One car, two personalities, part deux. “We kind of curate different experiences using materials,” Smith said. “There’s one with open-pore elm wood trim [on the Luxury]. The [Sport] has a high-contrast interior with red stitching that makes it feel really sporty. The red stitch is matched with a red wire weave that’s in the carbon fiber as well. It has a different character.”
Beyond CUE. “We’re working to improve the user interface over time and I think we’ve ended up with the easiest to use in the industry, at least that’s our intent,” said Smith. “The idea is you can use it any way you like with the touchscreen, the rotary control, the steering-wheel controls, and voice as well. The rotary dial is a really nice fit with Super Cruise as you have a tendency to sit back and relax a bit.”
The hardest part? “Stamping that rear quarter was the most challenging piece,” Vivian said. “The goal was a rear-seat package that was the best in the segment. That’s driven some of the styling.”
Fin camera. The CT5 augments its conventional license-plate-located rearview camera with one in the shark fin on the roof. “It’s a more natural position, with an enhanced 120-degree angle digital image, and improved night vision,” Vivian said.
Some CT5 firsts. “From a hardware standpoint we have a new ZF-brand modular valve system in our first application of a twin-tube damper system,” Vivian said. “Michelin’s soft-seal tire is our first use of that tech as well.”
Updating on the fly. Vivian said Cadillac now has the ability to do over-the-air updates for every major module in the car. Previously these updates were limited to the Super Cruise software.

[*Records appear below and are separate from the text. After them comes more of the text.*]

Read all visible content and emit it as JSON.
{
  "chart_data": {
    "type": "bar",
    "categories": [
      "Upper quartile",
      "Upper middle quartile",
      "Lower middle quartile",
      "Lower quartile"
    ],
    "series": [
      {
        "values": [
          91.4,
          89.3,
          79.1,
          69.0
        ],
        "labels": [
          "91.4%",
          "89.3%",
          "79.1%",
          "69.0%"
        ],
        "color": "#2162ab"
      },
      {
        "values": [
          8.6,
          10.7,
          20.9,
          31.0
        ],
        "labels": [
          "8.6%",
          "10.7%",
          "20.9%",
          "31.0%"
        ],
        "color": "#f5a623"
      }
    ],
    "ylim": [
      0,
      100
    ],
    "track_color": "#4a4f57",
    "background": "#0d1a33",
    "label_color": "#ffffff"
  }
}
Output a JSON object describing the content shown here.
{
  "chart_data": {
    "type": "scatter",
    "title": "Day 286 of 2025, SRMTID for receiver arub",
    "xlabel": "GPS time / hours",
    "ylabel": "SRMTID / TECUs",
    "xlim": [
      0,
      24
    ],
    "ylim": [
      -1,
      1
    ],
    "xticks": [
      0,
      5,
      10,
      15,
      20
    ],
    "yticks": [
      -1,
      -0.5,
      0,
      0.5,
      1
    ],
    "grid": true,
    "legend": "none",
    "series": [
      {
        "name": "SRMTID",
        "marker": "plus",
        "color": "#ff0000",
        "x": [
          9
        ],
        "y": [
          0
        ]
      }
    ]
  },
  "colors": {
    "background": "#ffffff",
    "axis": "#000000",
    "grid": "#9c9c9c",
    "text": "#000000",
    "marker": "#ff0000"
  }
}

The CT5 is cybersecure. “Our next-generation electrical architecture has encryption tech that will really set us apart,” said Vivian. “We will have some upgrades and enhancements in the future that you’re going to hear about shortly.”
Mild or wild (fake) noises. “Both cars have Cadillac-curated sounds to them,” Vivian said. “The CT5 will be very quiet using active noise canceling but if you want to drive in a more sporting fashion, engine sound enhancement is applied to both engines.”
Dialing it up to 10. “The 10-speed was designed from the get-go to deliver a world-class experience and drive quality,” Vivian said. “Personally, it pairs really well with the 3.0-liter.”